NV: Sovereignty doesn’t refer to an individual. If you want to cite sovereignty, you have to be sure that whatever it is you are pushing that is on behalf of and for the good the nation. We must not confuse the perceived inaction of the international society as an acknowledgement of sovereignty in this case. Of course as emaSwati, we would prefer them coming in strongly. I’m sure for their part they also want to make sure everything practically possible has been done. They also have the tendency of saying they are also gauging the support and call of their intervention.
TB: As we end, you’ve said you were involved in the Restorative Justice process in Uganda and have participated in many discussions and implementations within the African Union, EU, UN etc, how would you rate the prospects of our case being taken seriously?
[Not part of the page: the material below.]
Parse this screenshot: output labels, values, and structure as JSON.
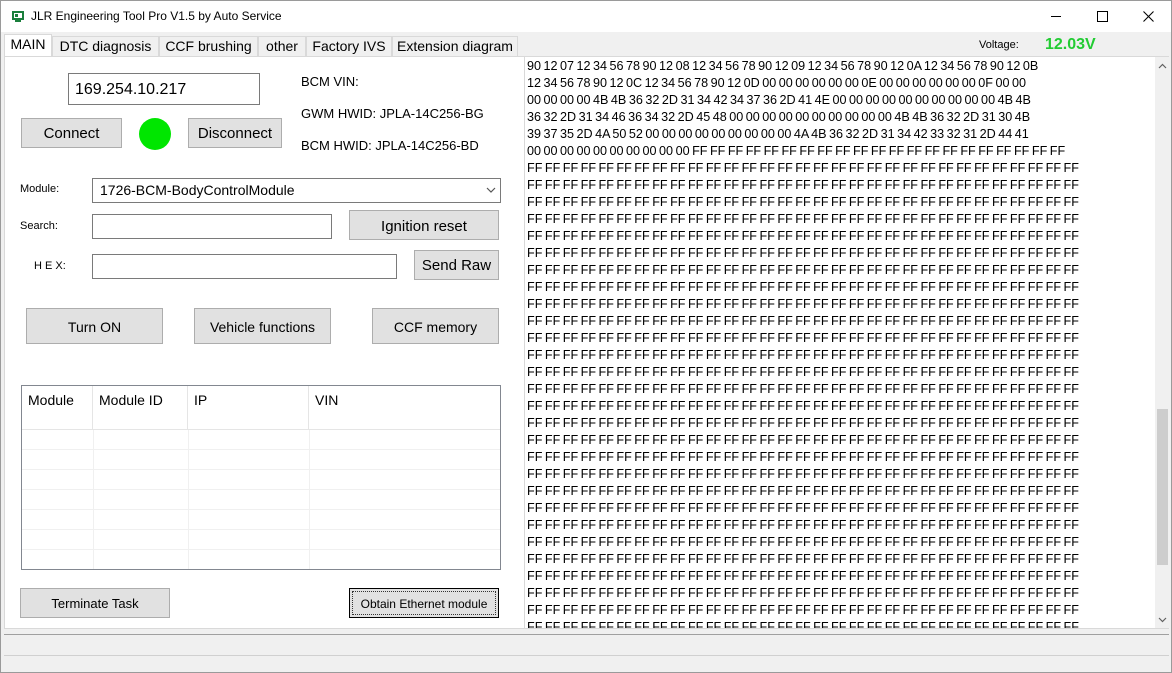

NV: I have never been so confident. The progressive forces within and outside the borders are really inspiring. The never say die spirit, the resilience, the endurance and all, speak of new determination. I know the brutality of eSwatini forces first hand. It is just one reason I quit the Correctional Services.
TB: Your parting shot…
NV: There are few fulfilling moments than to witness the restoration of justice in its entirety, but I guess until I witness the name SWAZILAND engraved on the gates of FREEDOM, that fulfilment would only be imaginary to me.
TB: Great many thanks Nosi, and all best in your good endeavours.
NV: The pleasure is all mine. Thank YOU.